Zimbabwean politician (1939–2019)

Dumiso Dabengwa (6 December 1939 – 23 May 2019) was a Zimbabwean politician. He served as the head of Zimbabwe People's Revolutionary Army (ZIPRA) intelligence during the Rhodesian Bush War.

==Political career==

During the Rhodesian Bush War the white minority nicknamed him the "Black Russian" because he trained in Moscow, Russia.

From 1992 to 2000, he served in the government as Minister of Home Affairs, and in 1991 he was appointed to the chair of the Matabeleland Zambezi Water Project. From 2003 to 2010 he was placed on the United States sanctions list.

Dabengwa ran as a ZANU-PF candidate for a seat in the House of Assembly from Nkulumane in the 2000 election, but was defeated by Movement for Democratic Change (MDC) candidate Gibson Sibanda. Dabengwa said that the MDC would have won even if its candidate was a donkey. He was again defeated in the March 2005 parliamentary election. He served as a member of the ZANU-PF Politburo, but he announced his support for the opposition candidacy of Simba Makoni in the March 2008 presidential election at a press conference in Bulawayo on 1 March 2008. A spokesman for Mugabe said that Dabengwa's defection to Makoni was unimportant, claiming that Dabengwa did not command any support. It was reported that Mugabe had offered to appoint Dabengwa as Vice-President following the election as the replacement for Joseph Msika, but that Dabengwa had declined.

Following the election, although no official results were immediately announced, Dabengwa said in April 2008 that Makoni's campaign had accomplished its mission by preventing either Mugabe or Tsvangirai from winning a first round majority; he opposed holding a run-off and favored the formation of a transitional government of national unity followed by a new election. He was critical of Mugabe, saying that he was too old and should make way for younger leadership, but also criticized Tsvangirai, comparing him to former Zambian President Frederick Chiluba and saying that a Tsvangirai victory would have been celebrated by the whites.

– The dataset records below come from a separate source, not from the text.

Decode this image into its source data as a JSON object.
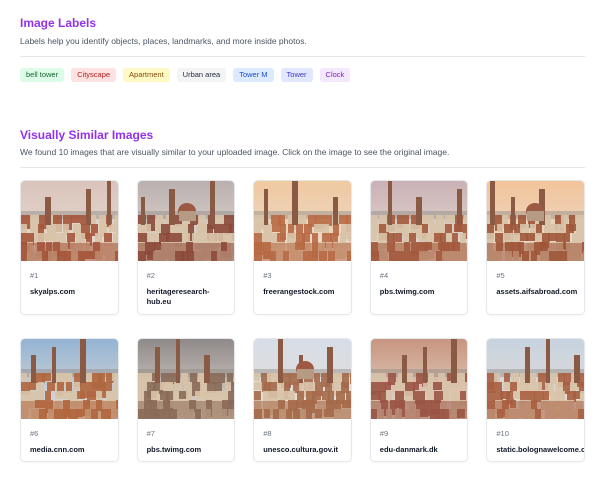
{
  "labels_section": {
    "title": "Image Labels",
    "description": "Labels help you identify objects, places, landmarks, and more inside photos.",
    "labels": [
      {
        "text": "bell tower",
        "bg": "#dcfce7",
        "fg": "#166534"
      },
      {
        "text": "Cityscape",
        "bg": "#fee2e2",
        "fg": "#b91c1c"
      },
      {
        "text": "Apartment",
        "bg": "#fef9c3",
        "fg": "#854d0e"
      },
      {
        "text": "Urban area",
        "bg": "#f3f4f6",
        "fg": "#1f2937"
      },
      {
        "text": "Tower M",
        "bg": "#dbeafe",
        "fg": "#1d4ed8"
      },
      {
        "text": "Tower",
        "bg": "#e0e7ff",
        "fg": "#4338ca"
      },
      {
        "text": "Clock",
        "bg": "#f3e8ff",
        "fg": "#7e22ce"
      }
    ]
  },
  "similar_section": {
    "title": "Visually Similar Images",
    "description": "We found 10 images that are visually similar to your uploaded image. Click on the image to see the original image.",
    "images": [
      {
        "index": "#1",
        "site": "skyalps.com"
      },
      {
        "index": "#2",
        "site": "heritageresearch-hub.eu"
      },
      {
        "index": "#3",
        "site": "freerangestock.com"
      },
      {
        "index": "#4",
        "site": "pbs.twimg.com"
      },
      {
        "index": "#5",
        "site": "assets.aifsabroad.com"
      },
      {
        "index": "#6",
        "site": "media.cnn.com"
      },
      {
        "index": "#7",
        "site": "pbs.twimg.com"
      },
      {
        "index": "#8",
        "site": "unesco.cultura.gov.it"
      },
      {
        "index": "#9",
        "site": "edu-danmark.dk"
      },
      {
        "index": "#10",
        "site": "static.bolognawelcome.co..."
      }
    ]
  },
  "colors": {
    "accent": "#9333ea",
    "sky": [
      "#d9c4bc",
      "#b9b0b0",
      "#f0c9a0",
      "#c9b2b6",
      "#f2c49a",
      "#93b4d4",
      "#8f8a8a",
      "#d6dde8",
      "#c79580",
      "#c7d3e0"
    ],
    "roofs": [
      "#a4553a",
      "#8c4a3a",
      "#b86a45",
      "#a35a3c",
      "#9e5638",
      "#b0663e",
      "#8a6a58",
      "#a46a4a",
      "#9a5545",
      "#a85f40"
    ]
  }
}
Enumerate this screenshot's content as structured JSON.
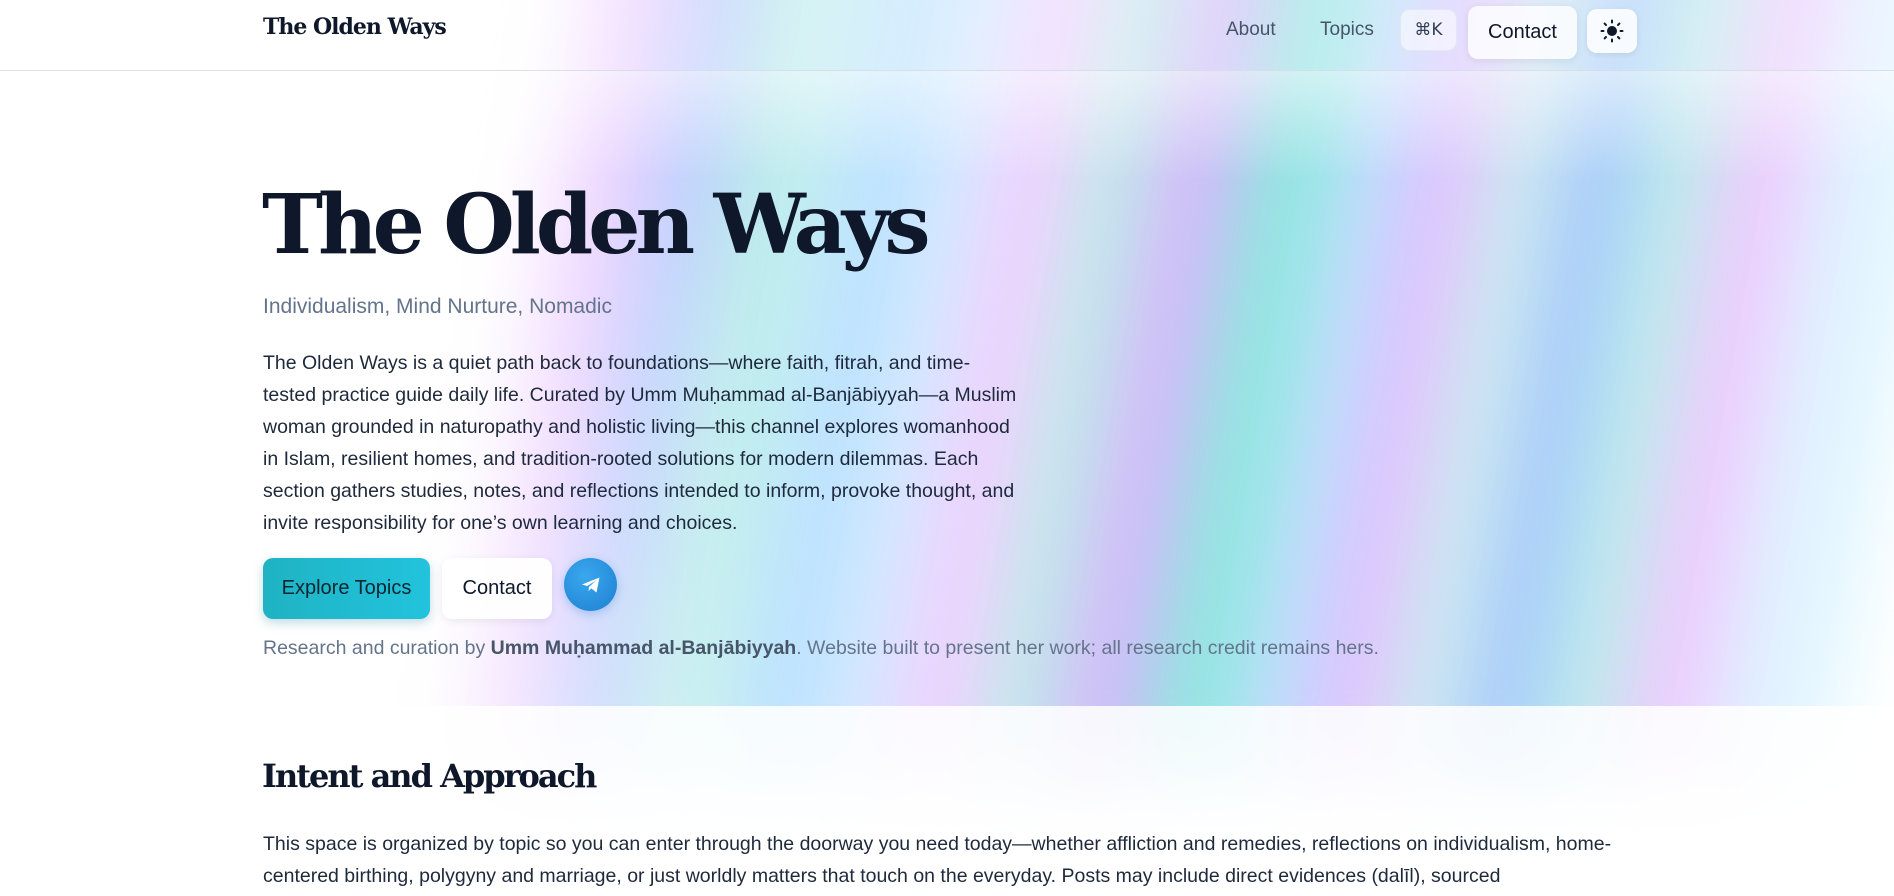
{
  "header": {
    "brand": "The Olden Ways",
    "nav": {
      "about": "About",
      "topics": "Topics",
      "shortcut": "⌘K",
      "contact": "Contact"
    },
    "theme_toggle_icon": "sun-icon"
  },
  "hero": {
    "title": "The Olden Ways",
    "subtitle": "Individualism, Mind Nurture, Nomadic",
    "description": "The Olden Ways is a quiet path back to foundations—where faith, fitrah, and time-tested practice guide daily life. Curated by Umm Muḥammad al-Banjābiyyah—a Muslim woman grounded in naturopathy and holistic living—this channel explores womanhood in Islam, resilient homes, and tradition-rooted solutions for modern dilemmas. Each section gathers studies, notes, and reflections intended to inform, provoke thought, and invite responsibility for one’s own learning and choices.",
    "buttons": {
      "explore": "Explore Topics",
      "contact": "Contact",
      "telegram_icon": "telegram-icon"
    },
    "credit": {
      "prefix": "Research and curation by ",
      "author": "Umm Muḥammad al-Banjābiyyah",
      "suffix": ". Website built to present her work; all research credit remains hers."
    }
  },
  "intent": {
    "title": "Intent and Approach",
    "body": "This space is organized by topic so you can enter through the doorway you need today—whether affliction and remedies, reflections on individualism, home-centered birthing, polygyny and marriage, or just worldly matters that touch on the everyday. Posts may include direct evidences (dalīl), sourced"
  },
  "colors": {
    "accent_start": "#1fb3c3",
    "accent_end": "#22c3dd",
    "heading": "#0f172a",
    "muted": "#64748b",
    "telegram": "#1e7fd1"
  }
}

===Zimbabwe African People's Union===
Dabengwa was the leader of the revived Zimbabwe African People's Union (ZAPU), which is currently separating from the unity accord of 1987.

He was a candidate of ZAPU for President of Zimbabwe during the 2013 general election. He moved out of ZANU-PF together with Benny Ncube, whom they had trained together during the armed struggle.

==Treason charges==
In 1982 Dabengwa was charged, with Lookout Masuku and four others, of treason by the Mugabe administration. They were acquitted due to lack of evidence in 1983. On release they were redetained under emergency regulations. At this time the Gukurahundi began.

Dabengwa was released four years later.

==Post script==
During the launch of his childhood friend Jill Baker's Book, The Horns, Dabengwa admitted that not only had he encouraged her to write this historical novel, but he was also the alter ego of her character Jabu.